Wednesday 28 August 2024 14:15-15:30,
Hulda Garborgs hus,
HG N-106.

By Hyeonbin Park, PhD Researcher, Graduate School of Science and Technology Policy (STP), Korea Advanced Institute of Science and Technology (KAIST).

Published Updated on

Forest fire and clouds of dark smoke in pine stands
Forest fire and clouds of dark smoke in pine stands. Credit: Yelantsevv, via Getty Images

This presentation engages in so-called multispecies turn in disaster studies. This presentation talks about the significance of more-than-humans in risk perception regarding forest-related disasters and the slow disaster of climate change.
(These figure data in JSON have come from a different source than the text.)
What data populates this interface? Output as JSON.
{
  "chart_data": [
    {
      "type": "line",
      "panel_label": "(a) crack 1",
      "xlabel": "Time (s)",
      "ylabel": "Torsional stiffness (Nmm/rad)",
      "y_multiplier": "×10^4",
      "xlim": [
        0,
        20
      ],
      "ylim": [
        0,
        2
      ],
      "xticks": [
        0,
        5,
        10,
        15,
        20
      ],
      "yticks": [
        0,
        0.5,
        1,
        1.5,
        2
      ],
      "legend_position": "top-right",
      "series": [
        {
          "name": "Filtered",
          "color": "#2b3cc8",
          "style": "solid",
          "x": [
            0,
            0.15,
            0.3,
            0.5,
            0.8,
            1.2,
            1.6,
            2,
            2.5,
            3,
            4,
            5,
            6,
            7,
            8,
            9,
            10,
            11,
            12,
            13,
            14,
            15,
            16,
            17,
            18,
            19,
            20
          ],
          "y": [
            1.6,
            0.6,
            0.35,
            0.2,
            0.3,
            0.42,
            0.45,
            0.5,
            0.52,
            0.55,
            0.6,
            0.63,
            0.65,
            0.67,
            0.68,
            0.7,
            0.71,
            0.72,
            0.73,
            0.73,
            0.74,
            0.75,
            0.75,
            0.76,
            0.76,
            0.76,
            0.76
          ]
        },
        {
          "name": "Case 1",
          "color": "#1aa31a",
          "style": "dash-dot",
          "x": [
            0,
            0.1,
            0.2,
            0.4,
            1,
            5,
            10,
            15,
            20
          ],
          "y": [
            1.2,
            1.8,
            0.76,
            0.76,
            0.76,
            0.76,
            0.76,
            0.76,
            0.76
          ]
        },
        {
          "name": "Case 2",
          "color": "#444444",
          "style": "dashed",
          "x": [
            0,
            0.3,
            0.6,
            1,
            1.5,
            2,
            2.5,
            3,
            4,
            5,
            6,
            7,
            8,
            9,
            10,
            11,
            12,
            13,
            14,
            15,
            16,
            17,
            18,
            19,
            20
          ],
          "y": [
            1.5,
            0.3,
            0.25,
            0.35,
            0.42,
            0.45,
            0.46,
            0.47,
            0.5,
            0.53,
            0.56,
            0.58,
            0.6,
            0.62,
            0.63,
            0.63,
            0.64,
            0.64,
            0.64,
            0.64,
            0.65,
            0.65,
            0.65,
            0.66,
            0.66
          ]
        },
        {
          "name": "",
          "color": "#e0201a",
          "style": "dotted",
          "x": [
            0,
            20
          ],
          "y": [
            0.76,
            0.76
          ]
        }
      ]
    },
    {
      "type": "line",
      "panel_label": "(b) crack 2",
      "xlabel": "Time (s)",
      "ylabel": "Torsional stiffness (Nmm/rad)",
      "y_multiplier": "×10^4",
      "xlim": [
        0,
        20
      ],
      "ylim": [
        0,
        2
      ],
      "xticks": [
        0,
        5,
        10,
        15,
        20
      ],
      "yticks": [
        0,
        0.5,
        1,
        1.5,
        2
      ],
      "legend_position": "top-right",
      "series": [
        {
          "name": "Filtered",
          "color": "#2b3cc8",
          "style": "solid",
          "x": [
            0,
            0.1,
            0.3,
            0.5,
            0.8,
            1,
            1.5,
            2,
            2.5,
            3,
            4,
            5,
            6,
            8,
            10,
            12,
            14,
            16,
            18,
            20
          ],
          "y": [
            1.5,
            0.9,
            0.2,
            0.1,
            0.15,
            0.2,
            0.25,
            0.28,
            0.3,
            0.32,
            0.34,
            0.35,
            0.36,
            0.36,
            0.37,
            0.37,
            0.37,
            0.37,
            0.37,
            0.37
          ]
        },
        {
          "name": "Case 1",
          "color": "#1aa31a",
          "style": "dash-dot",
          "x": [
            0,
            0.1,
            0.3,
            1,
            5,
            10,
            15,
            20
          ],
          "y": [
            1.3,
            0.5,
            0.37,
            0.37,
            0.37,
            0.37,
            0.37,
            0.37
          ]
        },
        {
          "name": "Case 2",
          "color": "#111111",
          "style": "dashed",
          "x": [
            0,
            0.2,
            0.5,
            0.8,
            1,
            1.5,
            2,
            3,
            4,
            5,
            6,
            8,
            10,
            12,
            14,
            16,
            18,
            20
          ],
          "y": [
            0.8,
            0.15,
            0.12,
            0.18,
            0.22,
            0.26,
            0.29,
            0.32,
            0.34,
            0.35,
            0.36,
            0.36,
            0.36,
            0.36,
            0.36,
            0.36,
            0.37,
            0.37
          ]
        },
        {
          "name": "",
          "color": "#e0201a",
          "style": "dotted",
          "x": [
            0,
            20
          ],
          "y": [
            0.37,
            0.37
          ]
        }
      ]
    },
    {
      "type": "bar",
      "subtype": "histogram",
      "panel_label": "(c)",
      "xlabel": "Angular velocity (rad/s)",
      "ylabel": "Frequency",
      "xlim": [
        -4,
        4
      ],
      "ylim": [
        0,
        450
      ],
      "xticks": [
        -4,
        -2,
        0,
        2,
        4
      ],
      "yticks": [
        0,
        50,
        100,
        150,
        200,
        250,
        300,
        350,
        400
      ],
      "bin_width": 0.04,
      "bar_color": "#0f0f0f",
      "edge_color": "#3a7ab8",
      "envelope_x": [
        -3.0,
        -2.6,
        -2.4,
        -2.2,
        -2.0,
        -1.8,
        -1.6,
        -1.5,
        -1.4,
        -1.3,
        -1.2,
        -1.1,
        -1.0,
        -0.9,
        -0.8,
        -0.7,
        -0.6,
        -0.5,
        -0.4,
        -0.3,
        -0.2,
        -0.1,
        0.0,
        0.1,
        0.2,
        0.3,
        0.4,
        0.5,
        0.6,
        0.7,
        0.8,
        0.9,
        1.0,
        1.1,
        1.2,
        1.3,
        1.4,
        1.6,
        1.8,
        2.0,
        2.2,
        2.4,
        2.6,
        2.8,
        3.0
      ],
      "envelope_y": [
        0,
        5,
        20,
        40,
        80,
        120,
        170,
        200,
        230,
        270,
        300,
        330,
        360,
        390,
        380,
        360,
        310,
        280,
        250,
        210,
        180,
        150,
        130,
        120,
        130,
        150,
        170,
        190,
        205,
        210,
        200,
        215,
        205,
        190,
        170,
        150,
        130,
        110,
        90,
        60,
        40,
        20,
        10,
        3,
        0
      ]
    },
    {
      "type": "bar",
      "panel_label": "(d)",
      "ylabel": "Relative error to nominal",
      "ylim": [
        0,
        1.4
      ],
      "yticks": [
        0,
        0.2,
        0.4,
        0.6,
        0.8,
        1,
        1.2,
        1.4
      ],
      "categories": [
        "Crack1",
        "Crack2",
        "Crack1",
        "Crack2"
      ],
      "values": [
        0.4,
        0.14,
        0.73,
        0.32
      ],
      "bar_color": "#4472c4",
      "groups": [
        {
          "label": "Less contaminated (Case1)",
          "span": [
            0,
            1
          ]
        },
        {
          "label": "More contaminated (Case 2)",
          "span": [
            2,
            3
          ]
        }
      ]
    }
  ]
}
Based on the ethnographic studies on post-fire forest restoration, endangered animal species, and withering pine trees in South Korea, this presentation argues that nonhumans’ temporalities and spatialities question anthropocentric risk perception and consequential intervention.

Hyeonbin Park (he/him) is a PhD student at the Korea Advanced Institute of Science and Technology (KAIST). His research fields are on the intersection between science and technology studies (STS), environmental history, and disaster studies. Park is exploring how humans and nonhumans go through disasters in the context of forest fires and climate change.